Солнце, тень, пыль - Борис Крижопольский
– Сколько ему лет? – с трудом подбирая слова, повторил он по-арабски.
– Пятнадцать.
Офицер повернулся к Аркадию Натановичу:
– Возьмите его тоже.
Аркадий Натанович растерянно повернулся и положил руку на плечо мальчика, в которого тут же вцепились с двух сторон старуха и одна из женщин, и обе сердито и умоляюще залопотали. Аркадий Натанович не знал, что делать, но ему уже спешили на помощь. Мальчика вывели в коридор, стянули запястья пластиковым шнуром, завязали глаза и помогли сесть на пол, прислонив спиной к стене.
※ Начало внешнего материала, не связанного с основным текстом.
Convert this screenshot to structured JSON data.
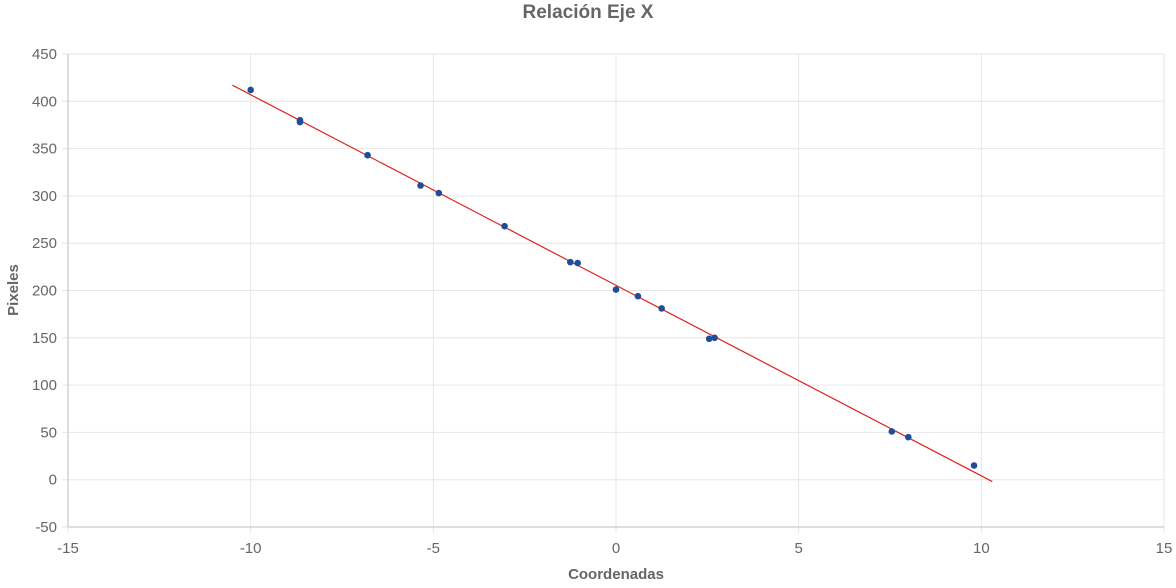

Обыск продолжился.
Когда минут через пятнадцать Аркадий Натанович, бесцельно бродивший по дому, с интересом разглядывая особенности незнакомого быта, вернулся в коридор, он увидел, что мальчик извивается у стены, мучительно кривя губы. Кфир наклонился к нему, проверил пульс. «Немного перетянули, но кровь циркулирует, значит все в порядке» Растер ему руки: «Придется потерпеть». Обыск уже закончился. Мальчика подняли с пола и вывели на улицу. Двое мужчин, тоже со связанными руками и фланелевыми повязками на глазах, сидели во дворе. Выйдя на улицу, мальчик сказал что-то, и выражение лица крупного мужчины, до тех пор безразлично сидевшего, резко изменилось. Он попытался встать, но один из солдат надавил ему на плечо, вернув на место. Повернув незрячее лицо в сторону мальчика, он что-то торопливо говорил ему дрожащим от беспокойства голосом…
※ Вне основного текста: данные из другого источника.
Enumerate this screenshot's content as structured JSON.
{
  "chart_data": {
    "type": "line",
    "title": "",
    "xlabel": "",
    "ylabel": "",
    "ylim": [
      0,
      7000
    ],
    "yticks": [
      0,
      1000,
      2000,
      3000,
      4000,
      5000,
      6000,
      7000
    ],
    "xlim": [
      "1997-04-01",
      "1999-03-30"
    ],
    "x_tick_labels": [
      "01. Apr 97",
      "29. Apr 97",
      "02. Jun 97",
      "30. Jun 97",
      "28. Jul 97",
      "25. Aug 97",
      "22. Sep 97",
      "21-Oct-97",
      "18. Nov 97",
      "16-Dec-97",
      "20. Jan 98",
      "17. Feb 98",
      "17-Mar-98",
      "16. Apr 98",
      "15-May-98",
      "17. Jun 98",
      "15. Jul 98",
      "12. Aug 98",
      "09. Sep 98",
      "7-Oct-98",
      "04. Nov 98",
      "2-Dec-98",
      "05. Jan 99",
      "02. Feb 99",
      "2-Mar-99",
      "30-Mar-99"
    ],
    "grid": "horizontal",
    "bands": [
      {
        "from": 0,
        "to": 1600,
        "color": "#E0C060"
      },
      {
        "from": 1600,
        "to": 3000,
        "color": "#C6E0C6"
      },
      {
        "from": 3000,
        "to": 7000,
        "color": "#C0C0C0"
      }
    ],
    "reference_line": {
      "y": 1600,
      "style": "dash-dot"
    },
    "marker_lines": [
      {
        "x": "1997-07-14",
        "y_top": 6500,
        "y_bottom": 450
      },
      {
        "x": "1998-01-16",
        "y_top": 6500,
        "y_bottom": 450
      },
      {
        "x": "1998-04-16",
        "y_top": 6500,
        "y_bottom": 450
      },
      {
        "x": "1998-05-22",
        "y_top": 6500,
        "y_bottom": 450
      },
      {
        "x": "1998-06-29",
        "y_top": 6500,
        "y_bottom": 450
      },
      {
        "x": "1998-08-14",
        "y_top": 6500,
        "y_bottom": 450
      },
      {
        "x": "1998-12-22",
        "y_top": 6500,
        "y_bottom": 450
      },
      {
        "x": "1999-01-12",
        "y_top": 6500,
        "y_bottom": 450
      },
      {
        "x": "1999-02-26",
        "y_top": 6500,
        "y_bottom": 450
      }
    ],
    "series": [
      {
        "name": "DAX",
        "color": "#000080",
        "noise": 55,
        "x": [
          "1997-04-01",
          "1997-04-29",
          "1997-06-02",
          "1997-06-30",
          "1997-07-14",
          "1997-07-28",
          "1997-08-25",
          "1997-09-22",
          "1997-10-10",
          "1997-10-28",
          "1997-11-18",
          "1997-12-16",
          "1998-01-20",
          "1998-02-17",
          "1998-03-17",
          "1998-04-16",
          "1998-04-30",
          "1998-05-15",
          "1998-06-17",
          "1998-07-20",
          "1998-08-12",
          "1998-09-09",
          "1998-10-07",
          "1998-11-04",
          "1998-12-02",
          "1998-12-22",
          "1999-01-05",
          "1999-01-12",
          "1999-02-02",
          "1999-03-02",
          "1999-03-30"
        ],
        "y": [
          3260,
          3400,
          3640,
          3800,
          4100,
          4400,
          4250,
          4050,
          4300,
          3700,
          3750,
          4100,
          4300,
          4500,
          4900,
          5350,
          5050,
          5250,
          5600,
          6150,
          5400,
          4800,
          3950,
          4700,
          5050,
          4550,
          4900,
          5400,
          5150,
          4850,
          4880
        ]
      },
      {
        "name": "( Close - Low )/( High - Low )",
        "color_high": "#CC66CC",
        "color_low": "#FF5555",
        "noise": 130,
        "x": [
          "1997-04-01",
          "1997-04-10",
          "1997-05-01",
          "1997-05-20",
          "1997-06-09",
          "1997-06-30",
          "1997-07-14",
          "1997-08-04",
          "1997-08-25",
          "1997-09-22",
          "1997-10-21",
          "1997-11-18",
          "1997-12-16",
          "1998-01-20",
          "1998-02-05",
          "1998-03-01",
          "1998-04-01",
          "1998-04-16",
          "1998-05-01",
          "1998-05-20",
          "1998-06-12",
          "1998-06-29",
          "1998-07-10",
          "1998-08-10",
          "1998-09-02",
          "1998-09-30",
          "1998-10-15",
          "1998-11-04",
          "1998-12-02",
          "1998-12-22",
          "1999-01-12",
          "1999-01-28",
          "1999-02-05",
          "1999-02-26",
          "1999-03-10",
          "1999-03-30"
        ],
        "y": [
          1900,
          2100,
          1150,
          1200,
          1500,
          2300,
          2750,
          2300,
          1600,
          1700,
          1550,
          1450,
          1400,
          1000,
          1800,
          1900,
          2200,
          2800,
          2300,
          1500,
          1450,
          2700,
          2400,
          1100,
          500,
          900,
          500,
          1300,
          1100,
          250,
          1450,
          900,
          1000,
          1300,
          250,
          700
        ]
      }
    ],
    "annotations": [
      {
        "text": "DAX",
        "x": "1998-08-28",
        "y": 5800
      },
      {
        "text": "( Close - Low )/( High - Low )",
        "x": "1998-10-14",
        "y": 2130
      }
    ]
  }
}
После того, как задержанных увели, они продолжили свой путь. В эту ночь обыскали еще два дома, один из которых оказался мечетью. Аркадий Натанович, наверное, на всю жизнь запомнит настороженный, виток за витком, подъем по нескончаемой винтовой лестнице на вершину минарета, пока дуло оттягивавшего правую руку автомата не уперлось в звездное небо.
То что скрыто в листве
Противник не показывался, не было сделано ни единого выстрела, но напряжение висело в воздухе. По дому передвигались избегая оконных проемов, пригибаясь и переползая от укрытия к укрытию. Они существовали будто в чужом, тягостном сне, мучительно пытаясь постичь его законы.
Снайпер Паша, студент японистики Иерусалимского университета, закончив оборудовать снайперскую точку, прислонился к стене и достал сигарету. Подержав некоторое время, он поднес её к носу, медленно втянул ноздрями воздух, и со вздохом вернул в карман. Наклонив свою лобастую, бульдожью голову, он вдруг стал рассказывать неторопливым, густым голосом историю из старинной хроники «Конзяку моно-готари».
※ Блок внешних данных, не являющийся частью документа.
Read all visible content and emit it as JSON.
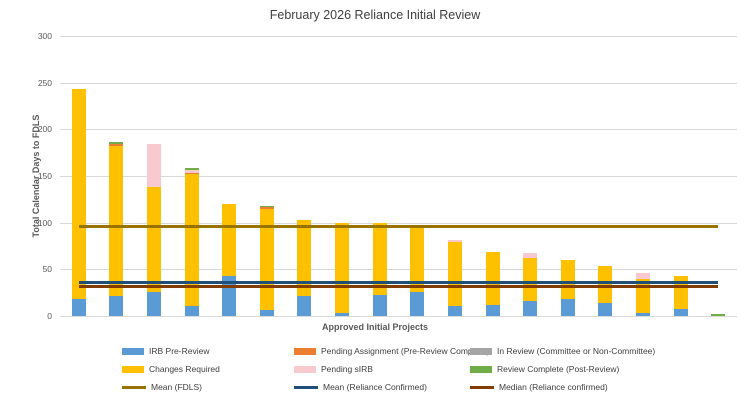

Первое время Аркадию Натановичу было трудно сосредоточиться, до того сюрреалистичным казалось казалось ему немыслимое сочетание рассказа, рассказчика, слушателя и декораций: вот он сидит на голом бетонном полу дома, на окраине лагеря беженцев, недалеко от Дженина и слушает неторопливый голос, пересказывающий на пиджин-рашен историю, происшедшую в средневековой Японии. Но постепенно, экзотический аромат, пробивавшийся сквозь необычные обстоятельства места и времени захватывал его и погружал в далекий, давно ушедший мир, где звучали имена древних аристократических родов Тайра и Фудзивара, мгновенным блеском высверкивала выхваченная из ножен сталь, медленно распускалось темное пятно на вишневом хаори…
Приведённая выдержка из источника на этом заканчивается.